The government has suspended the Nord Stream 2 pipeline and this week Siemens, as well as three major German carmakers, have pulled out of Russia. Logistics giant DHL has suspended deliveries to the country.
Deutsche opened its Russian technology centre in 2001, and it has become increasingly important in the past decade as the bank started a process of “nearshoring” IT capabilities to cut costs.
As of Thursday morning, the bank was still advertising on its website for about 20 open positions in Russia, including Java developers in Moscow to work on sanctions implementation. The jobs website has since been taken down.
Before the invasion, Deutsche was attempting to reduce its reliance on Russia. It cut ties with all external IT contractors in the country and reduced its IT headcount by half over the past three years.
However, this process is far from complete.

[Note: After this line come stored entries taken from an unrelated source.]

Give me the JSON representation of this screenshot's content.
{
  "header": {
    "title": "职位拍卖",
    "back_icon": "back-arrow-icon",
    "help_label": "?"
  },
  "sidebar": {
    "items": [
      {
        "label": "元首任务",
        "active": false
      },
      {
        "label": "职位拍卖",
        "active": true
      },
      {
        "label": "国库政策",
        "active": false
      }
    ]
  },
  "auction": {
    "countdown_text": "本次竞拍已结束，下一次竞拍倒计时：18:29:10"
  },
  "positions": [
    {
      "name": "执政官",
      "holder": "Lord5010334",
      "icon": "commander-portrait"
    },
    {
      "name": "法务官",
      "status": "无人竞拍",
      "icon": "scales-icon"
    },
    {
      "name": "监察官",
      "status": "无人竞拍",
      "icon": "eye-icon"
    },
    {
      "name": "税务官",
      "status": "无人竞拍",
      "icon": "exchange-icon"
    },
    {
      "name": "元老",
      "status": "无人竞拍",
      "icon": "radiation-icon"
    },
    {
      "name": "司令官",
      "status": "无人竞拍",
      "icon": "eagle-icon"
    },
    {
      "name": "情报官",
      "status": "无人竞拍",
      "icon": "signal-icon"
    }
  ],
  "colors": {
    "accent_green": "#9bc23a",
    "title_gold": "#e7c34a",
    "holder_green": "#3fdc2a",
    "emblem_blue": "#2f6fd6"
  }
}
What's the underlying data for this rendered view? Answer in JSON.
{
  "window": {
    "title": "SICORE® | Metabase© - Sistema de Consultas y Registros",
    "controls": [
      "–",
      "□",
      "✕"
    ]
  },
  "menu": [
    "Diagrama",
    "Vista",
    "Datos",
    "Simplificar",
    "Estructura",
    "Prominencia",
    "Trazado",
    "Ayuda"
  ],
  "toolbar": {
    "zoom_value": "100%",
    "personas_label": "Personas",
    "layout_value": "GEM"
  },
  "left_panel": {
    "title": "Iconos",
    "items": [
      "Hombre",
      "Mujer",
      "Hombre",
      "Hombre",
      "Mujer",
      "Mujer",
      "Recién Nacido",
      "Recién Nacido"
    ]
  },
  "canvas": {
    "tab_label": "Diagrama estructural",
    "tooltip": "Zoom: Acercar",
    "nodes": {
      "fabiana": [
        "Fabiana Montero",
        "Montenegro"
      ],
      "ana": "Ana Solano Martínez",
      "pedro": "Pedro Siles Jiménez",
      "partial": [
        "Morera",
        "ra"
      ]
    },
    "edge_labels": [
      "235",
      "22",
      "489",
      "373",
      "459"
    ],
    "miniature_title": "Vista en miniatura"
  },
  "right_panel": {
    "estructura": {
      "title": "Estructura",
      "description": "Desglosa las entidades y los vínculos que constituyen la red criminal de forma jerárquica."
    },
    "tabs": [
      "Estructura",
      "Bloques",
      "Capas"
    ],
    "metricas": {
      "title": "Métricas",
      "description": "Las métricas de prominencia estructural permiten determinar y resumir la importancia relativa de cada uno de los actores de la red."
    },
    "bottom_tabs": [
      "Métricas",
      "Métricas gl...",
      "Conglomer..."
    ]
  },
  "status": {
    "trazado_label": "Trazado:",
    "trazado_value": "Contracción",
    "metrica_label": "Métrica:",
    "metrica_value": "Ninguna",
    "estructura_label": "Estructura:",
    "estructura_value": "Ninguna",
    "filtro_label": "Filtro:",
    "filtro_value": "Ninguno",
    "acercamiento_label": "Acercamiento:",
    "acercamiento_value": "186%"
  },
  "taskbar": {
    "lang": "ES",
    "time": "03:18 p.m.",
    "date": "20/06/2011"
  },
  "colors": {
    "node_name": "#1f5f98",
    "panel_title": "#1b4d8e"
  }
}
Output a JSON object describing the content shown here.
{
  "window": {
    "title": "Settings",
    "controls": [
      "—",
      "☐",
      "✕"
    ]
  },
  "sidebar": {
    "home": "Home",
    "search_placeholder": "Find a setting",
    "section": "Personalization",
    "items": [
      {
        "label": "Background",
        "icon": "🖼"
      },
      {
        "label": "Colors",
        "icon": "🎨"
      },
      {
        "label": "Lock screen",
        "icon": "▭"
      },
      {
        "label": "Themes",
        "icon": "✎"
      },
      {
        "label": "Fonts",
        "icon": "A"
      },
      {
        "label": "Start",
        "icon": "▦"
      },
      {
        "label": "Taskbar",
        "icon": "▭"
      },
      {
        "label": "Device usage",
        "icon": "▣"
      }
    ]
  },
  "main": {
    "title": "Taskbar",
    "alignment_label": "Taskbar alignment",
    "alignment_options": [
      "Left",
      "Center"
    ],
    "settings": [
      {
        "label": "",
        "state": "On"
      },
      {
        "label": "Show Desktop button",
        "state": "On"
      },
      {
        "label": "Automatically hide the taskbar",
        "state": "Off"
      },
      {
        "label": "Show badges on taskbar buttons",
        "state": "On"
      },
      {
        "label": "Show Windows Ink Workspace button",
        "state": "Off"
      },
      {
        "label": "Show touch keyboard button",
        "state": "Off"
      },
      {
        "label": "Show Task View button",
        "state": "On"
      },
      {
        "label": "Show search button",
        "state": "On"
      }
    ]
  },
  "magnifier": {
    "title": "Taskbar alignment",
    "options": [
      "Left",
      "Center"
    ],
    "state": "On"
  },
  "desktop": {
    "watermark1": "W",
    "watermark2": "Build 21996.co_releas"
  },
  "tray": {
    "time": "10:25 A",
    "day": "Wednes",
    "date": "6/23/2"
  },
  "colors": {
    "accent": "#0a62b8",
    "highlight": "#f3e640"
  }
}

In recent days the bank has embarked on an expedited “knowledge transfer” from developers in Moscow and St Petersburg to teams in Europe and the US to try to prepare for Russia potentially being cut off, the people said.
Some of the e-trading systems that could be affected if the Russian units are closed include “QuoteGateway”, which sends fixed-income pricing to markets; price negotiation handling through the “Rome” and “Olympus” programmes; and the “Aces” hedging software, sources said.
Deutsche has a chequered past in Russia, having been fined hundreds of millions by global regulators for conducting so-called mirror trades that helped launder $10bn out of Russia. An internal investigation estimated that it processed at least €175mn of dirty money for Russian criminals between 2011 and 2014.
In the years since, the lender has closed many of its investment banking activities in the country. Deutsche disclosed €1bn of credit risk exposure to Russia at the end of 2020, the most recent data available.